“You were under the care of Lady Alcombe?”

There was an accent of surprise in the young man’s voice, which the girl was quick to note.

“You know her?” she asked quickly. “You are surprised that I should have been under her chaperonage?”

“Yes,” he admitted frankly. “I know Lady Alcombe, and I know her set. It is a fast and exclusive one. I am a little surprised that any one should have selected her to chaperone a young girl.”

“My father did not understand,” was the quick reply. “He had known Lady Alcombe before her marriage, and she was a distant relation of ours. He did not know the set to which she belonged, and it was perhaps natural that he should have looked to her to watch over me.... For myself, I was young, I had no experience, and though there were things that I did not understand, things that shocked me, I did not mention them to my father, or indeed to any one.”

“And Lady Alcombe approved of my cousin Dick?”

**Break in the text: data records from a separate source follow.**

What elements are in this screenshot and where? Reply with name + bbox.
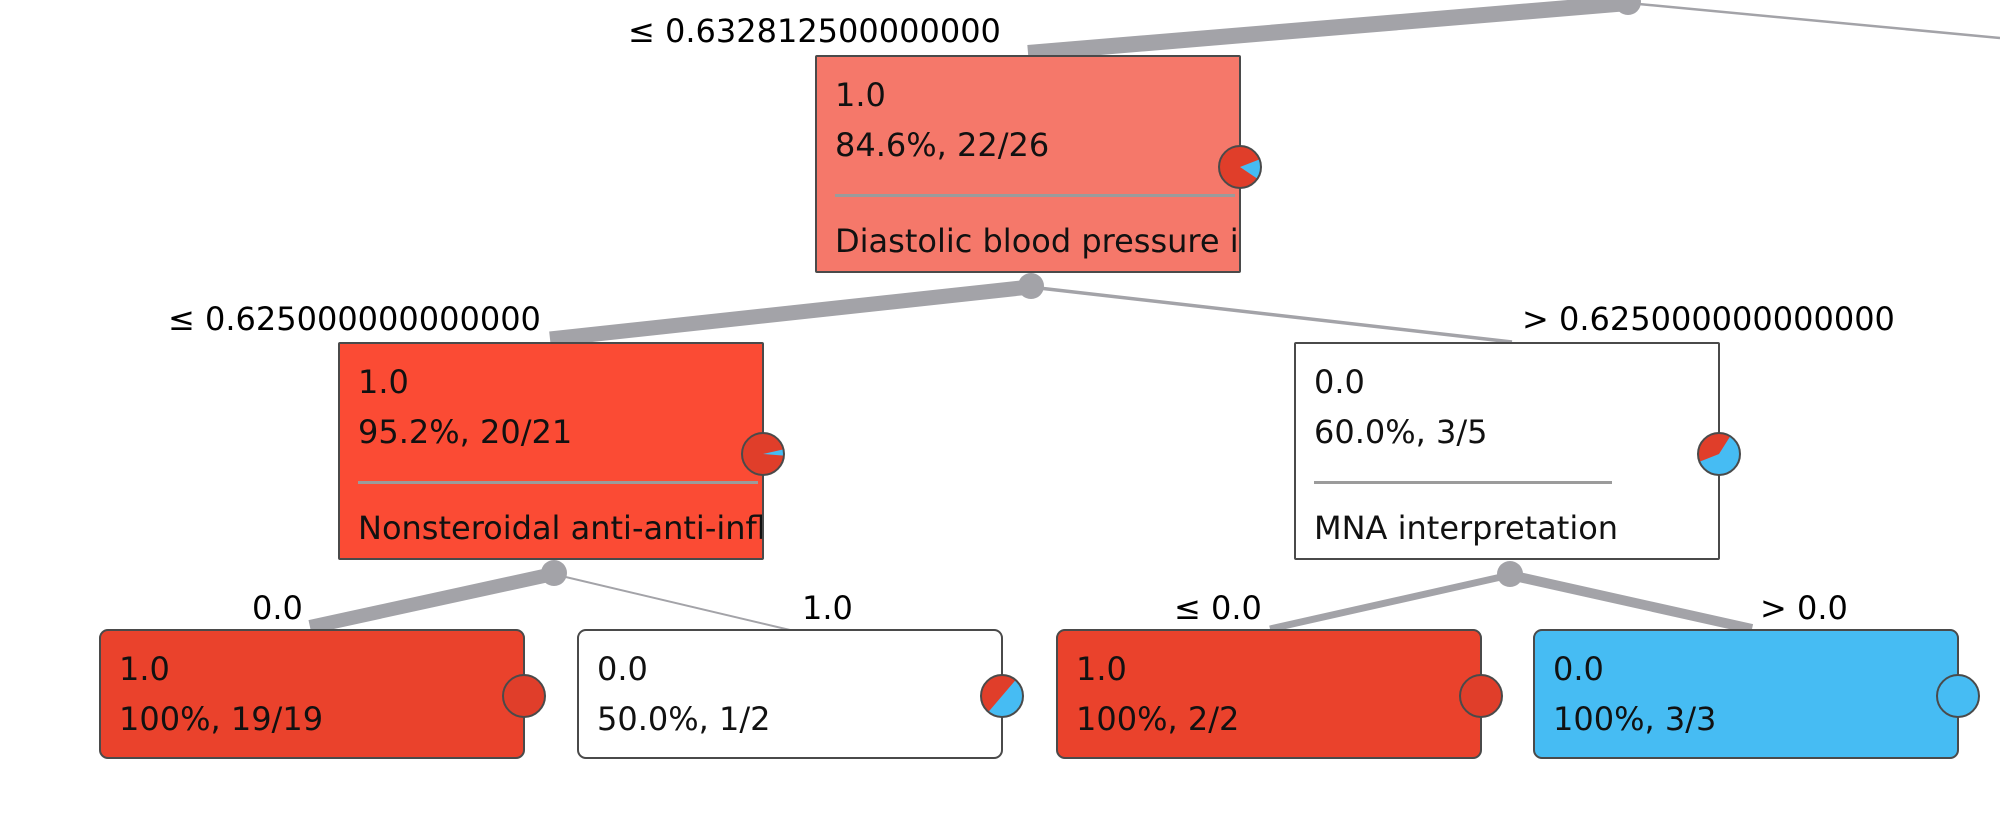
tree-leaf-1[interactable]: 1.0 100%, 19/19 xyxy=(99,629,546,759)
tree-node-1[interactable]: 1.0 84.6%, 22/26 Diastolic blood pressur… xyxy=(815,55,1262,273)
split-point-root xyxy=(1615,0,1641,15)
tree-node-3[interactable]: 0.0 60.0%, 3/5 MNA interpretation xyxy=(1294,342,1741,560)
edge-label-node1-left: ≤ 0.625000000000000 xyxy=(168,300,541,338)
edge-node3-to-leaf4 xyxy=(1508,570,1754,634)
node-split-attribute: MNA interpretation xyxy=(1314,509,1619,547)
pie-outline xyxy=(502,674,546,718)
edge-label-node3-right: > 0.0 xyxy=(1760,589,1848,627)
pie-outline xyxy=(1936,674,1980,718)
edge-label-node2-left: 0.0 xyxy=(252,589,303,627)
node-class-label: 1.0 xyxy=(358,363,409,401)
pie-outline xyxy=(980,674,1024,718)
pie-slice-blue xyxy=(763,449,784,456)
pie-outline xyxy=(741,432,785,476)
tree-leaf-3[interactable]: 1.0 100%, 2/2 xyxy=(1056,629,1503,759)
node-class-label: 0.0 xyxy=(1553,650,1604,688)
edge-node1-to-node3 xyxy=(1029,285,1513,344)
node-stats: 100%, 19/19 xyxy=(119,700,324,738)
split-point-node2 xyxy=(541,560,567,586)
edge-label-node1-right: > 0.625000000000000 xyxy=(1522,300,1895,338)
split-point-node3 xyxy=(1497,561,1523,587)
node-stats: 100%, 3/3 xyxy=(1553,700,1717,738)
edge-label-root-left: ≤ 0.632812500000000 xyxy=(628,12,1001,50)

“She did. She laughed at my scruples, and urged me to accept him, declaring that my father would be only too ready to see me the wife of a man who would some day be the Squire of Harrow Fell. But I did not yield—then. I knew there was plenty of time, and as my father was expecting to visit England a few months later, I said that I would wait until he arrived.”

“And afterwards?” asked the corporal.

“Afterwards!” A tragic look came on the girl’s face, and to his surprise she broke again into tears.